À plusieurs reprises, Tahar Ben Jelloun s’interroge sur la définition de ses liens avec Genet : était-ce de l’amitié – de la part d’un être dont il dit qu’il n’avait “aucun véritable sens de l’amitié” et qui s’est brouillé avec maints de ses amis –, ou bien une sorte de fraternité scellée par l’intérêt commun pour la cause palestinienne, ou encore une relation où l’intérêt avait sa part ? Ben Jelloun finit par s’arrêter au mot amitié, se décrivant en une belle formule comme un “ apprenti dans une amitié qui ne disait pas son nom”. Le Genet qu’il a connu, lui déjà si peu “gendelettre” par le passé, s’affirmait détaché de toute littérature, au besoin de refuser qu’on lui parle de son œuvre – qu’il a néanmoins parachevée, l’année de sa mort, sur le livre magnifique qu’est Un captif amoureux. Pourtant, sans aller jusqu’à voir en lui-même un disciple, c’est peut-être en tant qu’écrivain que Ben Jelloun reconnaît sa dette principale envers Genet, qui lui a appris une certaine humilité, l’oubli de ce qu’on a écrit, le respect du lecteur, l’exigence envers soi-même.
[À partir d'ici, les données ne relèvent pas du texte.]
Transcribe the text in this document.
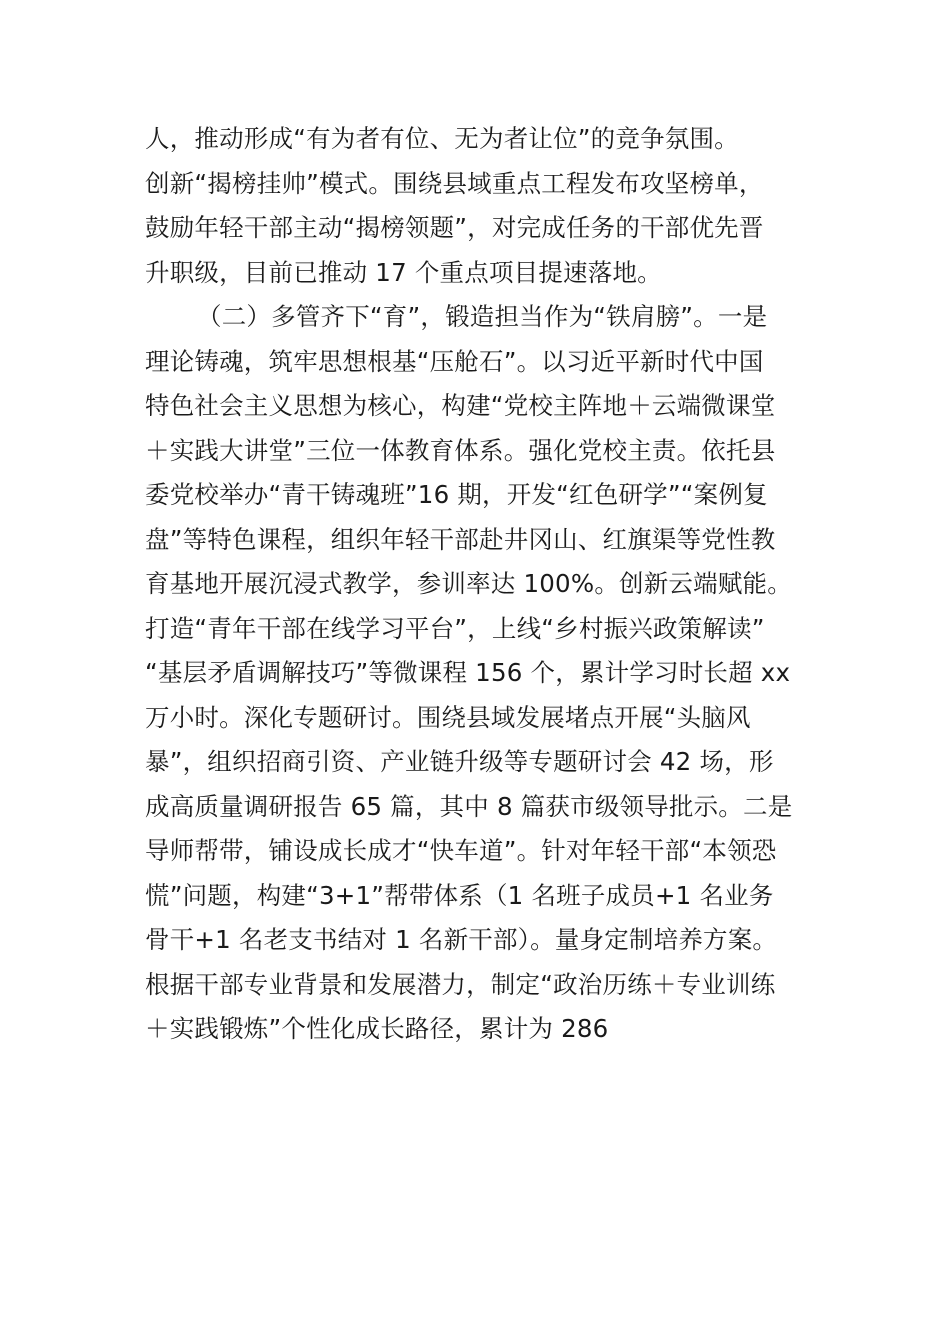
人，推动形成“有为者有位、无为者让位”的竞争氛围。
创新“揭榜挂帅”模式。围绕县域重点工程发布攻坚榜单，
鼓励年轻干部主动“揭榜领题”，对完成任务的干部优先晋
升职级，目前已推动 17 个重点项目提速落地。
（二）多管齐下“育”，锻造担当作为“铁肩膀”。一是
理论铸魂，筑牢思想根基“压舱石”。以习近平新时代中国
特色社会主义思想为核心，构建“党校主阵地＋云端微课堂
＋实践大讲堂”三位一体教育体系。强化党校主责。依托县
委党校举办“青干铸魂班”16 期，开发“红色研学”“案例复
盘”等特色课程，组织年轻干部赴井冈山、红旗渠等党性教
育基地开展沉浸式教学，参训率达 100%。创新云端赋能。
打造“青年干部在线学习平台”，上线“乡村振兴政策解读”
“基层矛盾调解技巧”等微课程 156 个，累计学习时长超 xx
万小时。深化专题研讨。围绕县域发展堵点开展“头脑风
暴”，组织招商引资、产业链升级等专题研讨会 42 场，形
成高质量调研报告 65 篇，其中 8 篇获市级领导批示。二是
导师帮带，铺设成长成才“快车道”。针对年轻干部“本领恐
慌”问题，构建“3+1”帮带体系（1 名班子成员+1 名业务
骨干+1 名老支书结对 1 名新干部）。量身定制培养方案。
根据干部专业背景和发展潜力，制定“政治历练＋专业训练
＋实践锻炼”个性化成长路径，累计为 286
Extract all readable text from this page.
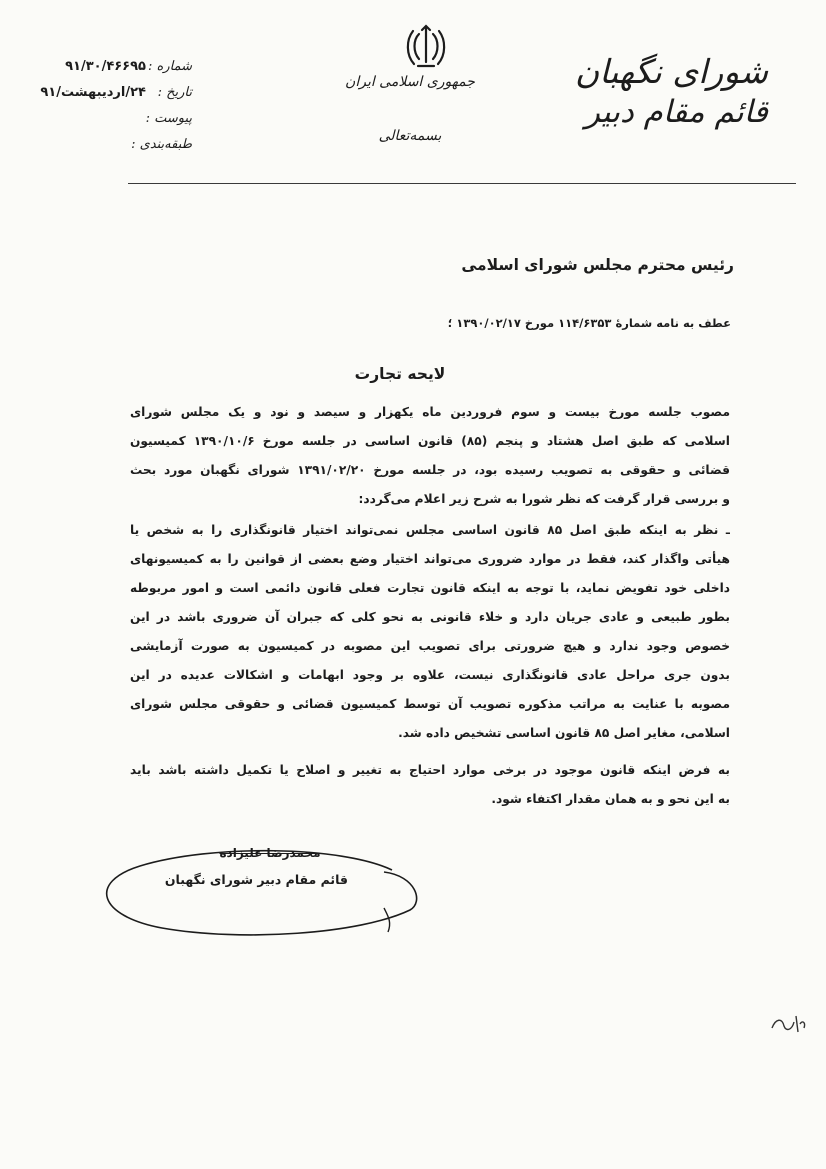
شورای نگهبان
قائم مقام دبیر
جمهوری اسلامی ایران
بسمه‌تعالی
شماره :
۹۱/۳۰/۴۶۶۹۵
تاریخ :
۲۴/اردیبهشت/۹۱
پیوست :
طبقه‌بندی :
رئیس محترم مجلس شورای اسلامی
عطف به نامه شمارۀ ۱۱۴/۶۳۵۳ مورخ ۱۳۹۰/۰۲/۱۷ ؛
لایحه تجارت
مصوب جلسه مورخ بیست و سوم فروردین ماه یکهزار و سیصد و نود و یک مجلس شورای
اسلامی که طبق اصل هشتاد و پنجم (۸۵) قانون اساسی در جلسه مورخ ۱۳۹۰/۱۰/۶ کمیسیون
قضائی و حقوقی به تصویب رسیده بود، در جلسه مورخ ۱۳۹۱/۰۲/۲۰ شورای نگهبان مورد بحث
و بررسی قرار گرفت که نظر شورا به شرح زیر اعلام می‌گردد:
ـ نظر به اینکه طبق اصل ۸۵ قانون اساسی مجلس نمی‌تواند اختیار قانونگذاری را به شخص یا
هیأتی واگذار کند، فقط در موارد ضروری می‌تواند اختیار وضع بعضی از قوانین را به کمیسیونهای
داخلی خود تفویض نماید، با توجه به اینکه قانون تجارت فعلی قانون دائمی است و امور مربوطه
بطور طبیعی و عادی جریان دارد و خلاء قانونی به نحو کلی که جبران آن ضروری باشد در این
خصوص وجود ندارد و هیچ ضرورتی برای تصویب این مصوبه در کمیسیون به صورت آزمایشی
بدون جری مراحل عادی قانونگذاری نیست، علاوه بر وجود ابهامات و اشکالات عدیده در این
مصوبه با عنایت به مراتب مذکوره تصویب آن توسط کمیسیون قضائی و حقوقی مجلس شورای
اسلامی، مغایر اصل ۸۵ قانون اساسی تشخیص داده شد.
به فرض اینکه قانون موجود در برخی موارد احتیاج به تغییر و اصلاح یا تکمیل داشته باشد باید
به این نحو و به همان مقدار اکتفاء شود.
محمدرضا علیزاده
قائم مقام دبیر شورای نگهبان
Il ne dissimule pas, en revanche, ses réserves sur les positions politiques extrêmes de Genet – notamment son insensibilité aux questions de droits de l’homme de l’autre côté du rideau de fer. “Ce n’était pas un homme juste”, observe-t-il au début du livre, soulignant par ailleurs, après d’autres, le côté moral, esthétique, voire mystique, plutôt que proprement politique ou rationnel, des engagements politiques de Genet. Il défend toutefois ce dernier avec vigueur contre les accusations d’antisémitisme qui ont circulé à son sujet, faisant comparaître le témoignage de Derrida. Genet, nous est-il rappelé, quelques anecdotes révélatrices à l’appui, “n’a jamais été raciste”.
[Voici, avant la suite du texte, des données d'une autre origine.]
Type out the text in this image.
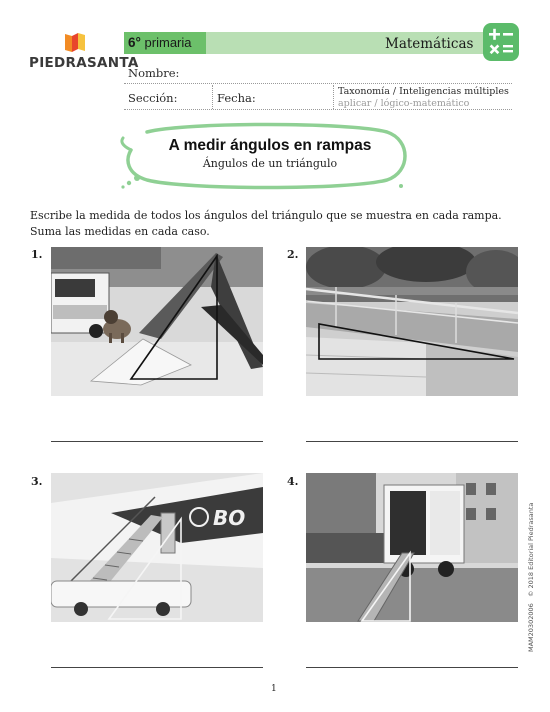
PIEDRASANTA
6° primaria	Matemáticas
Nombre:
Sección:	Fecha:	Taxonomía / Inteligencias múltiples
aplicar / lógico-matemático
A medir ángulos en rampas
Ángulos de un triángulo
Escribe la medida de todos los ángulos del triángulo que se muestra en cada rampa. Suma las medidas en cada caso.
1.	2.
3.
BO
4.
MAM20302006   © 2018 Editorial Piedrasanta
1
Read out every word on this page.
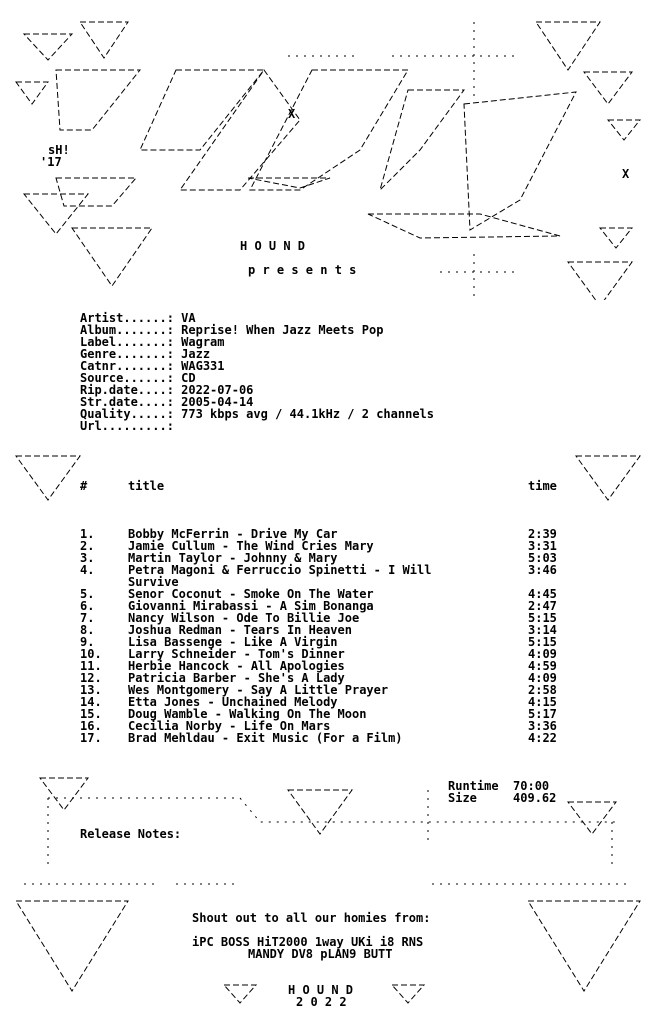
X
X
sH!
'17
H O U N D
p r e s e n t s
Artist......: VA
Album.......: Reprise! When Jazz Meets Pop
Label.......: Wagram
Genre.......: Jazz
Catnr.......: WAG331
Source......: CD
Rip.date....: 2022-07-06
Str.date....: 2005-04-14
Quality.....: 773 kbps avg / 44.1kHz / 2 channels
Url.........:
#	title	time
1.	Bobby McFerrin - Drive My Car	2:39
2.	Jamie Cullum - The Wind Cries Mary	3:31
3.	Martin Taylor - Johnny & Mary	5:03
4.	Petra Magoni & Ferruccio Spinetti - I Will	3:46
Survive
5.	Senor Coconut - Smoke On The Water	4:45
6.	Giovanni Mirabassi - A Sim Bonanga	2:47
7.	Nancy Wilson - Ode To Billie Joe	5:15
8.	Joshua Redman - Tears In Heaven	3:14
9.	Lisa Bassenge - Like A Virgin	5:15
10. Larry Schneider - Tom's Dinner	4:09
11. Herbie Hancock - All Apologies	4:59
12. Patricia Barber - She's A Lady	4:09
13. Wes Montgomery - Say A Little Prayer	2:58
14. Etta Jones - Unchained Melody	4:15
15. Doug Wamble - Walking On The Moon	5:17
16. Cecilia Norby - Life On Mars	3:36
17. Brad Mehldau - Exit Music (For a Film)	4:22
Runtime  70:00
Size     409.62
Release Notes:
Shout out to all our homies from:
iPC BOSS HiT2000 1way UKi i8 RNS
MANDY DV8 pLAN9 BUTT
H O U N D
2 0 2 2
La question des relations amoureuses de Genet ne pouvait être absente de ces souvenirs. Ben Jelloun en parle sans réticences mais avec beaucoup de tact. Ayant bien connu Mohamed, qui était après tout son compatriote, il trace un portrait subtil, sans illusion mais assez affectueux au fond, de cette relation si peu conforme à l’idée qu’un gay actuel peut avoir du couple homosexuel. Genet, de toute façon, comme le rappelle Ben Jelloun, n’avait – ou du moins n’exprimait – que mépris pour les “pédés” et leurs mouvements de libération. On aurait mauvais grâce de reprocher cette attitude – et Ben Jelloun s’en garde bien – à un écrivain qui, avec Proust, a tant fait pour donner à l’homosexualité un statut à part entière dans la littérature française. Quoi qu’il en soit, ce livre, même s’il ne s’interdit pas d’aborder la question de la “sainteté” de Genet, est tout – son titre l’indique – sauf une hagiographie ; quant au Saint Genet de Sartre, qui n’en est certes pas une non plus, Ben Jelloun admet en avoir trouvé la lecture “assommante”. Il n’est pas le seul.
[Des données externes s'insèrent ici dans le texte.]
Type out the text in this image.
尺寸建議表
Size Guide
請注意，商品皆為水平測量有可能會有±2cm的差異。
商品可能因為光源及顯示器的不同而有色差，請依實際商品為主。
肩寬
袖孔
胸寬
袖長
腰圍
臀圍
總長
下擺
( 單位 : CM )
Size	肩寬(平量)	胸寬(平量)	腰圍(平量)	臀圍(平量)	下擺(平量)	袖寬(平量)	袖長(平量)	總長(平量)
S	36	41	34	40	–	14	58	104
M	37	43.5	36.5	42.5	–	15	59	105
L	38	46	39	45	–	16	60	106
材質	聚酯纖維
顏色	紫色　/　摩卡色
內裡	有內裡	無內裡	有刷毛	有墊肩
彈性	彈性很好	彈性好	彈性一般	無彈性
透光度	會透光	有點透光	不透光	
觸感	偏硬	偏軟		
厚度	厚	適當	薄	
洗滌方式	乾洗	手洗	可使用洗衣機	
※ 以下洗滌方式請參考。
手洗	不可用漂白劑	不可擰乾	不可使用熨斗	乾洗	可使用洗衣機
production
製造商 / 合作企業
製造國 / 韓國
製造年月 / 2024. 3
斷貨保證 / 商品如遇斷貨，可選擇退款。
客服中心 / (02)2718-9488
Un autre intérêt de l’ouvrage est d’évoquer les relations entre Genet et le Maroc, pays où il a fait des séjours réguliers de 1958 à mars 1986, un mois avant sa mort, et où il a souhaité être enterré, dans le cimetière espagnol de Larache, au sud de Tanger, près de la maison qu’il avait fait construire pour Mohamed. Il détestait, on s’en doute, le côté gay international de Tanger, mais c’est là qu’il a fait, par hasard, la connaissance de Mohamed en 1974, et il y a rendu visite à Ben Jelloun dans sa famille au cours du même été. Le livre évoque aussi, et de manière très intéressante, les rapports parfois difficiles entre Genet et les intellectuels et écrivains marocains. Il y est notamment question de Mohamed Choukri, qui a été très marqué par ses contacts avec Genet – au point de l’imiter dans ses mauvais côtés – mais dont Genet n’a pas supporté qu’il en tire publicité. La naïveté – ou l’inconscience – politique de Genet se révèle dans son indifférence apparente au sort des intellectuels persécutés par Hassan II et dans sa proposition (sagement étouffée par Ben Jelloun) de faire venir à Larache le général Dlimi, l’un des responsables de l’enlèvement de Ben Barka, à seule fin d’impressionner les voisins de Mohamed. Il finira toutefois par se lier d’amitié à l’extrême fin de sa vie avec l’un de ces opposants au régime, Anis Balafrej.

Plutôt qu’un parcours chronologique continu, le livre s’organise en courtes sections sur un thème particulier qui suivent plus ou moins le cours des événements. Cette présentation donne au livre une légèreté (dans l’acception positive, nietzschéenne du terme, inverse de la lourdeur) qui ajoute encore à son attrait. La dernière section est une émouvante “lettre à Jean” où Ben Jelloun parle à son ami de l’évolution du monde depuis 1986 en essayant de deviner quelles auraient été ses réactions. Quiconque s’intéresse à Genet se doit de lire ce livre. Il le fera avec passion et non sans émotion ni gratitude, tant il fait bien revivre cette personnalité fascinante, qui avec le temps s’affirme moins comme un enfant terrible que comme un géant de la littérature française du siècle dont nous sortons.